Purbo menjelaskan, dari Pos Pengamatan Gunung Api (PGA) Pasauran, saat ini puncak Gunung Anak Krakatau terpantau lebih rendah dibandingkan dengan Pulau Sertung yang memiliki ketinggian 182 meter.
Lebih lanjut Purbo menjelaskan, letusan surtseyan yang terjadi di perbatasan antara lereng dan permukaan laut membuat magma menyentuh air laut dan membuat magma kemudian meledak.
"Magma ini yang kemudian berubah, terlempar menjadi abu," jelas Purbo.
Selain itu, Purbo juga menjelaskan, pasca-letusan, volume Anak Krakatau yang diperkirakan hilang 150 hingga 180 juta meter kubik, dengan volume yang tersisa diperkirakan antara 40 juta hingga 70 juta meter kubik.
Berkurangnya volume tubuh gunung Anak Krakatau diperkirakan karena adanya proses rayapan tubuh gunung api yang disertai oleh laju erupsi yang tinggi dari 27 hingga 28 Desember 2018.

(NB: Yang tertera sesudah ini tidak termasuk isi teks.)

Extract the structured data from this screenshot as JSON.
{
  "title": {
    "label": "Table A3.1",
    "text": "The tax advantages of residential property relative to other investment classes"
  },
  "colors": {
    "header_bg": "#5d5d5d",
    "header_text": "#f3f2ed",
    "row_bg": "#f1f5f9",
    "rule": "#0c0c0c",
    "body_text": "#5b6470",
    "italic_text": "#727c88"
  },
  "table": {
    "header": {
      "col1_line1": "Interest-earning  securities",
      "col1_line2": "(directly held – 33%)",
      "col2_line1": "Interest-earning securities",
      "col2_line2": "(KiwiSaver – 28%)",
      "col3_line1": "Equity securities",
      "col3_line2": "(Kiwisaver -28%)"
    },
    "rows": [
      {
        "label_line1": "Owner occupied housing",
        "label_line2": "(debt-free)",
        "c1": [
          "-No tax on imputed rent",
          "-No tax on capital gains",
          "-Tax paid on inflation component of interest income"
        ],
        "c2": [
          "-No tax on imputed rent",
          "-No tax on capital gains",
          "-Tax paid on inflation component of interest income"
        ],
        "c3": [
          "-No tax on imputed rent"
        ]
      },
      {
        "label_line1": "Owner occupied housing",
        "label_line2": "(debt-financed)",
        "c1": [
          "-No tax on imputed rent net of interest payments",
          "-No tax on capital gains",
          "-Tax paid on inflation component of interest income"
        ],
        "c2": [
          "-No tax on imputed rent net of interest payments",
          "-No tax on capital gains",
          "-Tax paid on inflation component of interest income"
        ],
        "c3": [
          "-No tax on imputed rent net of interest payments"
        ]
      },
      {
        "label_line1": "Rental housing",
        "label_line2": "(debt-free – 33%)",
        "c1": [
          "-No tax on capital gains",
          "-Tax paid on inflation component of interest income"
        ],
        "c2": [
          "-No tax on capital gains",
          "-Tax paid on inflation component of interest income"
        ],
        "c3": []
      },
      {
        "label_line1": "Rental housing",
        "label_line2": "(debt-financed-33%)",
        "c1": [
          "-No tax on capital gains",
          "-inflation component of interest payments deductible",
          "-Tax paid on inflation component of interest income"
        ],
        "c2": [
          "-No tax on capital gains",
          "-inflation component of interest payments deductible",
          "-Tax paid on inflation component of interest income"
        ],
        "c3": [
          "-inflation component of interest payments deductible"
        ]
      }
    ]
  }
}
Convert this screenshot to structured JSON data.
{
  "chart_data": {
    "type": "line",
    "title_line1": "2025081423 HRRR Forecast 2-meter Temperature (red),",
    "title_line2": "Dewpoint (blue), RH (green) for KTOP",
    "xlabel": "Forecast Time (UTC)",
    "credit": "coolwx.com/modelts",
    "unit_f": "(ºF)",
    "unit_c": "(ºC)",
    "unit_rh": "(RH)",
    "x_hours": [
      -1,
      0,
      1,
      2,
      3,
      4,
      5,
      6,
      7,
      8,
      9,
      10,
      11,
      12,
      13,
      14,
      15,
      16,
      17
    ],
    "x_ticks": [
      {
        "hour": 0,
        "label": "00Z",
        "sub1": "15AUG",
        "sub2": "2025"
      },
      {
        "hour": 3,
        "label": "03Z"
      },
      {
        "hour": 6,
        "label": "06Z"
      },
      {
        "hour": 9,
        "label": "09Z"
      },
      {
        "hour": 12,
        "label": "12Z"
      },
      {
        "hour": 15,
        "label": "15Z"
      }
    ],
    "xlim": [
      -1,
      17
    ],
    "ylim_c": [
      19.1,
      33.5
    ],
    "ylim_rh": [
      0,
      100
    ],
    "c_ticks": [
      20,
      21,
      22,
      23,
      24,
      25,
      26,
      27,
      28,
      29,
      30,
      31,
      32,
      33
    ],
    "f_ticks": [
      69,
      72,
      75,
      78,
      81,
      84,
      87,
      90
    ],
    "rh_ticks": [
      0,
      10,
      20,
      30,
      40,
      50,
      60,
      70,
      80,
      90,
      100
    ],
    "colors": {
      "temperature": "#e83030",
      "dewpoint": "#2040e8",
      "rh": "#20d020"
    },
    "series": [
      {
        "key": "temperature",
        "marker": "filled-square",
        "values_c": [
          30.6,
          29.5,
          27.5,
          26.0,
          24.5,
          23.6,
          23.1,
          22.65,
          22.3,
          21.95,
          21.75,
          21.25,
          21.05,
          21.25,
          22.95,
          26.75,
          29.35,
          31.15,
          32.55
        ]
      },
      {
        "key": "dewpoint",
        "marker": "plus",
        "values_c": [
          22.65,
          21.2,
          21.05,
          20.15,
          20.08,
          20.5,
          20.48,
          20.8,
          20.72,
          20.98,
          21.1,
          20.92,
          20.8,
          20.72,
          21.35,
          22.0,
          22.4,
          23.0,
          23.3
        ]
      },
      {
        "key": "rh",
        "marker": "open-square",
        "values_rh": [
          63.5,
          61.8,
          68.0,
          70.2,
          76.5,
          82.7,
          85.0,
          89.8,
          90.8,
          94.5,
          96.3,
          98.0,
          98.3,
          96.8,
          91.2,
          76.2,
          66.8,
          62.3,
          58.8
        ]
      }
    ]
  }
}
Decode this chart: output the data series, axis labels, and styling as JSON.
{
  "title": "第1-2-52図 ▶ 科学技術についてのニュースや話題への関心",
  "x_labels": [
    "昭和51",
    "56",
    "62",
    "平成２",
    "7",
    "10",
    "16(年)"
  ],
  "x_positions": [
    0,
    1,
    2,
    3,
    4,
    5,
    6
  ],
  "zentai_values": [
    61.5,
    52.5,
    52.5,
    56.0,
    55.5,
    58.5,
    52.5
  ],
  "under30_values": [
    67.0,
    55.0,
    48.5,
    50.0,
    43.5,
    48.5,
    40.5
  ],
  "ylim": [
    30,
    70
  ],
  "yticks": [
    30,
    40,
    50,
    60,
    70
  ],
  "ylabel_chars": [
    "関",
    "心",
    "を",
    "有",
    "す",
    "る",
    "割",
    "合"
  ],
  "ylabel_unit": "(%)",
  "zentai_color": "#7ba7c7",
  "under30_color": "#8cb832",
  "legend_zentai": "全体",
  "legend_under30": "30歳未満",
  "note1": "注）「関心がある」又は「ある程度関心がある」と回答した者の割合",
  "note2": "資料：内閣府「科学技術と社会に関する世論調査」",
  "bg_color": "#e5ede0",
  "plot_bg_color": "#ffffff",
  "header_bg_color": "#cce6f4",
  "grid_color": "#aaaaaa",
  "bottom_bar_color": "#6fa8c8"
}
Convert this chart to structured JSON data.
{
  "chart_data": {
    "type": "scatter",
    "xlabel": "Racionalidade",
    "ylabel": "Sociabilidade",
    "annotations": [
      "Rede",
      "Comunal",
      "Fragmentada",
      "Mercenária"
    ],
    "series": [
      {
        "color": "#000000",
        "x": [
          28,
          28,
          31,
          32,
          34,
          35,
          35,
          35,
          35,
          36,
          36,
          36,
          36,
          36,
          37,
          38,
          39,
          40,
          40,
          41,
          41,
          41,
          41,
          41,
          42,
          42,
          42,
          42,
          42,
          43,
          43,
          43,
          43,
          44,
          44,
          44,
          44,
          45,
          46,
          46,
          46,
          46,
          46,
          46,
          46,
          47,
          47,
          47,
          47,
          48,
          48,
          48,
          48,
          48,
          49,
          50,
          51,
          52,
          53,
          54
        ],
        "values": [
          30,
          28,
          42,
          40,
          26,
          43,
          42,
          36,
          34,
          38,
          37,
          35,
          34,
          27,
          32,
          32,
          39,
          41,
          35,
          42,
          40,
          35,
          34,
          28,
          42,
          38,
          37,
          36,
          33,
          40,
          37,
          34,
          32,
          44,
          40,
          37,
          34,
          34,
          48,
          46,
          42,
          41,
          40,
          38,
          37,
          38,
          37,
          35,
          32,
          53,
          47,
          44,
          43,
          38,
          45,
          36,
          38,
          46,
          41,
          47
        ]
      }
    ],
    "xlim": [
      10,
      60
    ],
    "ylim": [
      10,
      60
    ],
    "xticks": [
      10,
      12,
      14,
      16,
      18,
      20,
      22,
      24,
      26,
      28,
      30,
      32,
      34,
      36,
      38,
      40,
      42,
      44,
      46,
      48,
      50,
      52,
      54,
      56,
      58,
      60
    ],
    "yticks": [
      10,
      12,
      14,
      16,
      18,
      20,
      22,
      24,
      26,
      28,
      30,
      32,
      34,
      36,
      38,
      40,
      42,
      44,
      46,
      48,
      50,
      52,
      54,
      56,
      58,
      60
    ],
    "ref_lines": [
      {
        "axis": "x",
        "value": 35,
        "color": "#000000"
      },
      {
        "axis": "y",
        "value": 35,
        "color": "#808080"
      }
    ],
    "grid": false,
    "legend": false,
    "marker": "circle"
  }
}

Saat ini letusan gunung Anak Krakatau bersifat impulsif, sesaat sesudah meletus tidak tampak lagi asap yang keluar dari kawah Gunung Anak Krakatau.
Adapun terdapat dua tipe letusan, yaitu letusan strombolian dan surtseyan
Sebelumnya, status gunung Anak Krakatau telah dinaikkan dari waspada (level II) menjadi siaga (level III) dengan zona berbahaya diperluas dari 2 kilometer menjadi 5 kilometer.